By Joseph E. Aldy, John F. Kennedy School of Government, Harvard University, USA, firstname.lastname@example.org | W. Kip Viscusi, Vanderbilt University Law School, email@example.com
The mad cow disease crisis in the United Kingdom (U.K.) was a major policy disaster. The government and public health officials failed to identify the risk to humans, created tremendous uncertainty regarding the human risks once they were identified, and undertook a series of policies that undermined public trust. In contrast, the mad cow disease risk never became a major problem in the United States (U.S.). The lead time that the U.S. had in responding to the disease that was first identified in the U.K. assisted in planning the policy response to avert a crisis. The absence of a comparable U.S. crisis, however, does not imply that the U.S. risk management approach was a success. Until recently, there was no systematic assessment of the domestic risks of mad cow disease. Moreover, U.S. government agencies have never undertaken a comprehensive assessment of the benefits and costs of any U.S. regulation dealing with mad cow disease. The absence of a sound economic basis for policy is reflected in the United States Department of Agriculture's (USDA) ill-considered decision to prohibit the private testing of beef for mad cow disease. This decision disadvantaged companies that sought such testing in order to comply with foreign testing regulations. In the absence of such testing, U.S. beef exports plummeted. One company that attempted to implement a testing program launched a legal challenge to the USDA prohibition and was unsuccessful. The policy failures in both the U.K. and the U.S. provide several lessons for regulating invasive species risks and dealing with emerging risks more generally. We conclude with a series of ten public policy lessons for dealing with similar emerging risks.
Risk Regulation Lesson from Mad Cows analyses and compares the policy responses in the United Kingdom (U.K.) and the United States (U.S.) to the mad cow disease crisis. Although there was not nearly as many deaths related to Creutzfeldt-Jakob disease (vCJD) and bovine spongiform encephalopathy (BSE) as scientist had predicted, the U.K. mad cow experience is widely regarded as a major policy debacle. The authors review the policy failures in the U.K., and also explain why the absence of comparable crisis in the U.S. does not signal that the mad cow experience has been a U.S. policy success story. This monograph draws a number of lessons from the mad cow experience regarding how one should regulate invasive species risks and deal with dimly understood but potentially serious risks to large populations.
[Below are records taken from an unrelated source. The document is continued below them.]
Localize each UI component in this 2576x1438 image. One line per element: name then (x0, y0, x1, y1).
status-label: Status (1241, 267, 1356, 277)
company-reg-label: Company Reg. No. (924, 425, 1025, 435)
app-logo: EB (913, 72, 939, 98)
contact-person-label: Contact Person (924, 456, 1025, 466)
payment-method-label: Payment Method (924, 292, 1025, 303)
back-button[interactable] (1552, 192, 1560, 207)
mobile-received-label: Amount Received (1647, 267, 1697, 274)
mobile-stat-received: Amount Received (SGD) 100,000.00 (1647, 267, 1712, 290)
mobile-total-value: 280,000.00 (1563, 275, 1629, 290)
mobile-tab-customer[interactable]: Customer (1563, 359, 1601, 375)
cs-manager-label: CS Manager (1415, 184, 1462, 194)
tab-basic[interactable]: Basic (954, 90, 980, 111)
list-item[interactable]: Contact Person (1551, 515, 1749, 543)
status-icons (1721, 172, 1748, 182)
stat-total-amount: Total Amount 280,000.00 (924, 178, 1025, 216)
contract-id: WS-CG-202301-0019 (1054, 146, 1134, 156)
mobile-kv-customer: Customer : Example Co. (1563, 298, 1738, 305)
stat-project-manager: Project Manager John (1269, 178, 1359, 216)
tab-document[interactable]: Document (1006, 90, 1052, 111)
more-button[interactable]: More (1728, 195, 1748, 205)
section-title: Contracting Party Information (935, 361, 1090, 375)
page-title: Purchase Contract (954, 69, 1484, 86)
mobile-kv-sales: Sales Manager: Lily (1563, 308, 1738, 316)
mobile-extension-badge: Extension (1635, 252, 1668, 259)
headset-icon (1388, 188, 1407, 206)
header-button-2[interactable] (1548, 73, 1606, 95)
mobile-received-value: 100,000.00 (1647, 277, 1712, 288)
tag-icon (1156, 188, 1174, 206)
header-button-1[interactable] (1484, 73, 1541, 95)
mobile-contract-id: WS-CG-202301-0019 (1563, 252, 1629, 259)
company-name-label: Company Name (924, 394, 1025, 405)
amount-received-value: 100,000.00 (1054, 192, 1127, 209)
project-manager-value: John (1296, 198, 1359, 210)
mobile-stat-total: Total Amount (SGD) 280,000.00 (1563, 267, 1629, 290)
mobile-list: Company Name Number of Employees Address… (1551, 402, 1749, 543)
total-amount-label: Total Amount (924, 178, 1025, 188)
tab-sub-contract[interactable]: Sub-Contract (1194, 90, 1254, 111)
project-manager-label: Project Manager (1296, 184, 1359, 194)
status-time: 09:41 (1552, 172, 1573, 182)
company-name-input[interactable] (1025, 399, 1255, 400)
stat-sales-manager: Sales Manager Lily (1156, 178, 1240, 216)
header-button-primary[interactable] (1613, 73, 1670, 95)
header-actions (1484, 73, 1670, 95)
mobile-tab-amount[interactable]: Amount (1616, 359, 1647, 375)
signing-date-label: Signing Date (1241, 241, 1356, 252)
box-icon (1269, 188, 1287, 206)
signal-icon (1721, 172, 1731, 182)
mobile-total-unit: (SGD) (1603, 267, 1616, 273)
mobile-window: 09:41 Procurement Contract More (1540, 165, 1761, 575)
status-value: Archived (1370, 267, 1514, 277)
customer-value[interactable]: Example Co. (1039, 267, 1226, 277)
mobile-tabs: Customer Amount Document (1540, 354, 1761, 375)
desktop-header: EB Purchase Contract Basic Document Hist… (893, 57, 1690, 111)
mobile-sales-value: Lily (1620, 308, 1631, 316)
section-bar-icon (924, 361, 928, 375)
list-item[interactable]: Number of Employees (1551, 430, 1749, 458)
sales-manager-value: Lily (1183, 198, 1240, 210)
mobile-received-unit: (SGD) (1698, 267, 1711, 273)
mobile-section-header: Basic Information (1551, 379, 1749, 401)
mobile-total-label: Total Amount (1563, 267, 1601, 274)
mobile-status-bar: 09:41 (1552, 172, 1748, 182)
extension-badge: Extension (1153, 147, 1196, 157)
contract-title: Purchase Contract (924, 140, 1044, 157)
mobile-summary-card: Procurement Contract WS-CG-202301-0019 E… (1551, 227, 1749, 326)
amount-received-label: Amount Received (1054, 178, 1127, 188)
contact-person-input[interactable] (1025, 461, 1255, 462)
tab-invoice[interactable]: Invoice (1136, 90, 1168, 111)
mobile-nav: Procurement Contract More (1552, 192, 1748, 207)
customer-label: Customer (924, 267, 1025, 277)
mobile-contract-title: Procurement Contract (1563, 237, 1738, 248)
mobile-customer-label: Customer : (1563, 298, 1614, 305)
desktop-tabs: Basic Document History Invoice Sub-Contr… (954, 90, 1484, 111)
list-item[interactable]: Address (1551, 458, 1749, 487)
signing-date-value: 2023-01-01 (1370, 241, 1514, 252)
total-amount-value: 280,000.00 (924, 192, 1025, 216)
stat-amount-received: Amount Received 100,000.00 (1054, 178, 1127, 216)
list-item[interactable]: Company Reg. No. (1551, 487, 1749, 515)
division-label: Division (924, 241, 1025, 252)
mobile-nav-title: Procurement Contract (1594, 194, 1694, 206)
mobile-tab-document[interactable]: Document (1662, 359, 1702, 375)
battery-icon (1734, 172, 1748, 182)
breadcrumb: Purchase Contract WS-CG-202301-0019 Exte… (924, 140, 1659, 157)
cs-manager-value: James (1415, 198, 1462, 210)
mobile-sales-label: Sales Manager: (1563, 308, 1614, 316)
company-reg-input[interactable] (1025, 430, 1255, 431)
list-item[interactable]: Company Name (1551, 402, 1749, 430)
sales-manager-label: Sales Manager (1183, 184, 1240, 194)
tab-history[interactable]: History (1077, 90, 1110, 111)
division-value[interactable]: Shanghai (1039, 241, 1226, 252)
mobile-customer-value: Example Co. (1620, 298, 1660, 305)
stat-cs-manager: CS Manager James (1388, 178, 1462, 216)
Risk Regulations Lesson from Mad Cows is organized as follows. After a brief Introduction, Section 2 examines the nature of risks to animals and humans from BSE and vCJD. Section 3 presents a mainstream public policy framework to evaluate the welfare consequences of BSE and vCJD risk mitigation instruments. Section 4 examines how other governments have conceptualized the risks for policy purposes. After providing a chronology of the policy events and policy actions in Section 5, the authors examine issues pertaining to media coverage and risk communication in Section 6. Consumer responses to the informational environment are reviewed in Section 7, and governments' use of trade policy in Section 8. A controversial effort by one beef producer to have its beef certified as being BSE-free brings together a wide set of cross-cutting issues of risk communication, government regulation, litigation, and international trade, and will serve as the main policy case study in Section 9. Lastly, in Section 10 the authors conclude with a review of general lessons for regulatory policy learned from the crisis.